Spark源码之Spark on Yarn运行时架构

GawynKing

已于 2024-03-15 07:26:12 修改

阅读量944

点赞数 21

分类专栏： Spark 文章标签： spark 架构

于 2024-03-06 02:39:14 首次发布

GawynKing

本文链接：https://blog.csdn.net/wen811651208/article/details/136494096

版权

Spark 专栏收录该内容

4 篇文章 0 订阅

订阅专栏

在当今大数据时代，数据处理和分析已成为各行各业的核心任务之一。为了有效地处理海量数据并实现高性能的分布式计算，Apache Spark作为一款强大而灵活的开源框架崭露头角。Spark的成功不仅源于其卓越的性能和易用性，更在于其开放源代码的本质，为研究者、工程师和开发者提供了深入学习的机会。

Spark源码的学习可谓是解锁这一分布式计算框架内在奥秘的关键之一。理解Spark的底层实现细节，深入研究其核心组件和算法，不仅有助于更好地利用Spark提供的丰富功能，还能为解决实际业务问题提供定制化的解决方案。

为了更好的应对工作挑战，我们将探讨学习Spark源码的重要性，以及通过深入挖掘其内部机制，如何更好地理解和优化分布式计算任务。
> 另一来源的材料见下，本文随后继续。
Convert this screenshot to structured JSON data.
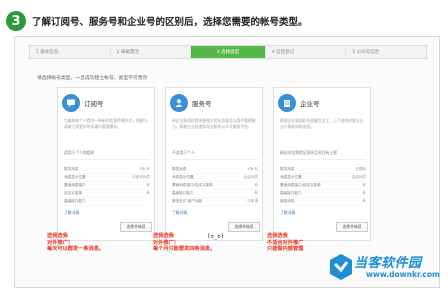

通过追溯Spark的发展历程和深入分析其源代码，我们将揭示其中蕴含的设计哲学和工程思想，为读者打开通往高级分布式计算的大门。

本文中，我们将结合spark2.2源码部分详细讲解spark on yarn运行时架构的源码细节及实现，下面让我们结合下图和源码一起学习Spark on Yarn的执行流程。

一名词解释：

Application：Spark Application的概念和Hadoop MapReduce中的类似，指的是用户编写的Spark应用程序，包含了一个Driver 功能的代码和分布在集群中多个节点上运行的Executor代码；

Driver：Spark中的Driver即运行上述Application的main()函数并且创建SparkContext，其中创建SparkContext的目的是为了准备Spark应用程序的运行环境。在Spark中由SparkContext负责和ClusterManager通信，进行资源的申请、任务的分配和监控等；当Executor部分运行完毕后，Driver负责将SparkContext关闭。通常用SparkContext代表Drive；

Executor：Application运行在Worker 节点上的一个进程，该进程负责运行Task，并且负责将数据存在内存或者磁盘上，每个Application都有各自独立的一批Executor。在Spark on Yarn模式下，其进程名称为CoarseGrainedExecutorBackend，类似于Hadoop MapReduce中的YarnChild。一个CoarseGrainedExecutorBackend进程有且仅有一个executor对象，它负责将Task包装成taskRunner，并从线程池中抽取出一个空闲线程运行Task。每个CoarseGrainedExecutorBackend能并行运行Task的数量就取决于分配给它的CPU的个数了；

二 Spark on Yarn任务提交流程

spark-submit脚本提交spark应用程序；

if [ -z "${SPARK_HOME}" ]; then
  source "$(dirname "$0")"/find-spark-home
fi

# disable randomized hash for string in Python 3.3+
export PYTHONHASHSEED=0

exec "${SPARK_HOME}"/bin/spark-class org.apache.spark.deploy.SparkSubmit "$@"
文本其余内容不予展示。